秦若甚至只来得及感受到额间突增的那抹凉,他就同她一触即分,退回到原位。

操。

秦若心态爆炸。

他到底在想什么?

这晚,秦若做了噩梦。

梦里的她成了恐怖片的主角,被捆住双手双脚关在黑漆漆的屋子里。

听不见声音,也看不到人。

只有午夜时分,她的耳朵里传来开门声,才能证明她还活着。

然后,她就被按倒在地。

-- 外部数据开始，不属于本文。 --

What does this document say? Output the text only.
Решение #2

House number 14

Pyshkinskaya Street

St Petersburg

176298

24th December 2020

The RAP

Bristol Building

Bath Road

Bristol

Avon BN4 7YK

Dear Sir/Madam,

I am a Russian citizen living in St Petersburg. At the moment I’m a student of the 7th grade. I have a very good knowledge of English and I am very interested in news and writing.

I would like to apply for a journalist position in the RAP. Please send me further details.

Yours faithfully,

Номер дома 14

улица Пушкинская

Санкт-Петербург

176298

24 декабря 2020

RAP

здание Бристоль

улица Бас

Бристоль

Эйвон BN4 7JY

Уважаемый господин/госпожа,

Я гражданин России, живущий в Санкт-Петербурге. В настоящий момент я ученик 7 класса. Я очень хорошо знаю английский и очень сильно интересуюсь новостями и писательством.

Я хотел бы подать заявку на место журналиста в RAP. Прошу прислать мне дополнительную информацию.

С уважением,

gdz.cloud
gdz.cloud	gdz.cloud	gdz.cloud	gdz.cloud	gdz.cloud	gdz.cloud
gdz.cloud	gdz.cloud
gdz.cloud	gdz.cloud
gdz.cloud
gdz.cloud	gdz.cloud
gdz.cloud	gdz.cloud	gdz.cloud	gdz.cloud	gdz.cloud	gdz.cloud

她甚至不能分辨出,是什么东西压在她身上。

无论她如何挣扎,如何叫喊,都发不出声,也做不出相应的动作。

她就像个被施了定身术的木头人。

看不见,黑色即是全部。

她开始喘不过气,身上的重量成了山,死死压着她。

秦若倏然睁眼,被梦境吓出了冷汗。

屋顶白色的涂漆,有些已经脱落,天花板上便成了大片的白中带着几块灰,老旧之后的斑驳将她拉回现实。

她按住了自己的心脏。

那里,还残留着梦境所带给她的悸动,她的心,跳的剧烈。

她躺着不动,缓和了一会,才下了床。

心绪不宁。

拉开窗帘,就是沉沉的黑色。

这样的夜,乐园镇里从未现过,太黑,让人压抑。

她没做过梦,但星际里的人鲜少还会做梦。

基基因改造之后,除了体魄的强健同时带来了另一个微不可提的影响,就是人们失去了入睡后的梦境。